The method of comparative analysis is a comparative study of the types, traditions, concepts, principles, rationales, norms of different legal systems, including the analysis of differences and similarities in legal systems, conflicts between relevant legal systems and the analysis of means of settlement, and is aimed at different national and regional legal systems. Comparative analysis is a common method in academic research. Mr. Shen zongling, in his book " general principles of comparative law " , spoke of the culmination of comparative research in the first codification of the civil code in the nineteenth century. Civil law scholars on the european continent have examined and compared civil law systems in different countries, and their findings have contributed to the formation of the french civil code of 1804 and the german civil code of 1896. The trend towards integration and internationalization of the contemporary intellectual property regime demonstrates the global universality of its basic principles and primary rules. However, integration and internationalization do not amount to the unification of global norms on the content of intellectual property protection, standards of protection, levels of protection, etc. It should also be noted that intellectual property regimes have different fates in different types of countries. These include not only the legal value, legal form, science and soundness of the legal content involved in the institutional choice, but also the level of social development involved in the institutional implementation, the policy system and the coherence and adaptability of the cultural environment. A comparative analysis of these issues may be the most useful tool。

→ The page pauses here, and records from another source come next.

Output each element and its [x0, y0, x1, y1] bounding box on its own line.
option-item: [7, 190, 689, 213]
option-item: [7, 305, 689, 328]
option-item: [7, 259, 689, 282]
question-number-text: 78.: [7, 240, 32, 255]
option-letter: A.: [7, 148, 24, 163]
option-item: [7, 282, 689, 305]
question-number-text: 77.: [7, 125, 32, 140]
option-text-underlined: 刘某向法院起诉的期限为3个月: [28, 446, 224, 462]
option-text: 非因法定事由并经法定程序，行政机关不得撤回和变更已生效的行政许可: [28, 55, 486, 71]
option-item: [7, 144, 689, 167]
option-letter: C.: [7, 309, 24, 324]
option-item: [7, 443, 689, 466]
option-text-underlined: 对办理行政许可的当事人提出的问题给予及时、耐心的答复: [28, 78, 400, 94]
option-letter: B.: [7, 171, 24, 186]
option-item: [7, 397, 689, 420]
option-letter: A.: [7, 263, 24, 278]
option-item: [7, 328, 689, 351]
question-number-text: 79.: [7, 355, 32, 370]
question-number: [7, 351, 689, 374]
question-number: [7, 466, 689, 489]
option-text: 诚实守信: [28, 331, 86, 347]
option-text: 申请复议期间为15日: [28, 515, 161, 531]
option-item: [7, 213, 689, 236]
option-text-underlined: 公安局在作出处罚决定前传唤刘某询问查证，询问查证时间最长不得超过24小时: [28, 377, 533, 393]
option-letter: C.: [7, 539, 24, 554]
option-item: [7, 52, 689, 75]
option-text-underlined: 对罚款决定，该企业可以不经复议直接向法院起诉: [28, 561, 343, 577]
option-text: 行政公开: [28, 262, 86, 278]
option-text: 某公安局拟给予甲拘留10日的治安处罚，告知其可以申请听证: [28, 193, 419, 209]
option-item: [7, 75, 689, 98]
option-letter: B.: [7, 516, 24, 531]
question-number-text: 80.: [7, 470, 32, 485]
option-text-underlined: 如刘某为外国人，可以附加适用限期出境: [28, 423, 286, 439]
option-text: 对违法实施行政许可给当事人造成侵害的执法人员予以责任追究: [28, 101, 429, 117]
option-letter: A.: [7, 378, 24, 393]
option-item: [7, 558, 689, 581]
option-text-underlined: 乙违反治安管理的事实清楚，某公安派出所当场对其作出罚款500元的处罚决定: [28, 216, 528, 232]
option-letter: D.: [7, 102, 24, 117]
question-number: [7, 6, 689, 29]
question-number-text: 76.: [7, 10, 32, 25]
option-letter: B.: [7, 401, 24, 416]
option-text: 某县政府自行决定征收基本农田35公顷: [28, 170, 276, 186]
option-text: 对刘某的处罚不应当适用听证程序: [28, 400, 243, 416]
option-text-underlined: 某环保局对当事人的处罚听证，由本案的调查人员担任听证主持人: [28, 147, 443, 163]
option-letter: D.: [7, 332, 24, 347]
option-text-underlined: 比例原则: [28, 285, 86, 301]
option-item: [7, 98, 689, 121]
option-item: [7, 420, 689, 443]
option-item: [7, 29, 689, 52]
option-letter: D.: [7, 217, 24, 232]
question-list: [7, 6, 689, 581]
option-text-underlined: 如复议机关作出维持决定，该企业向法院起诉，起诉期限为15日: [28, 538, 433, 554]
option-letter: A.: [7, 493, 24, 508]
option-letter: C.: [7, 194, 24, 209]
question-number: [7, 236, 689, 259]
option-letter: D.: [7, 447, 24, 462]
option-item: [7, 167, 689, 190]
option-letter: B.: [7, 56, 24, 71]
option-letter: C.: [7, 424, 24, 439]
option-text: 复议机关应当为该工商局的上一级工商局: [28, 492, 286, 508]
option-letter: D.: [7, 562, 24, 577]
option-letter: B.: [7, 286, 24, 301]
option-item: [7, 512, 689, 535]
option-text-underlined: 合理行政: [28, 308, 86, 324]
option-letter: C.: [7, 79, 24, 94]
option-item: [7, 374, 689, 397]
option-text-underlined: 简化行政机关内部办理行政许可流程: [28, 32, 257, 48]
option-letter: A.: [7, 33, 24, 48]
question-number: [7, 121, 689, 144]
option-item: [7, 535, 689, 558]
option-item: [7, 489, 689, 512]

Annotation analysis is the subject of legal literature, interpretation, description and analysis of legal spirit, legal principles, legal norms. According to the roman jurist's classification, the explanatory analysis includes a moral and theoretical interpretation. Historically, the interpretative approach began in the twelfth century, when italian scholars first adopted the interpretative approach to the roman law literature. The early commentary to the jurisprudence, the chapter-by-chapter, paragraph-by-paragraph interpretation of roman law, was more of a textual interpretation than was the case with formalism and mechanism. The late note law school adopted a theoretical interpretation approach, focusing on the true meaning of legal systems and legal norms. I think both methods of interpretation are useful in intellectual property research。
In fact, there are many methods of legal research, and here i have just listed three-to-six approaches. Intellectual property research should be carried out with a rigorous approach and be accompanied by a mastery of learning. The study of research methods is simply a matter of exploration and appreciation. For more than 30 years, my heart has been in vain, and i have written it for your information。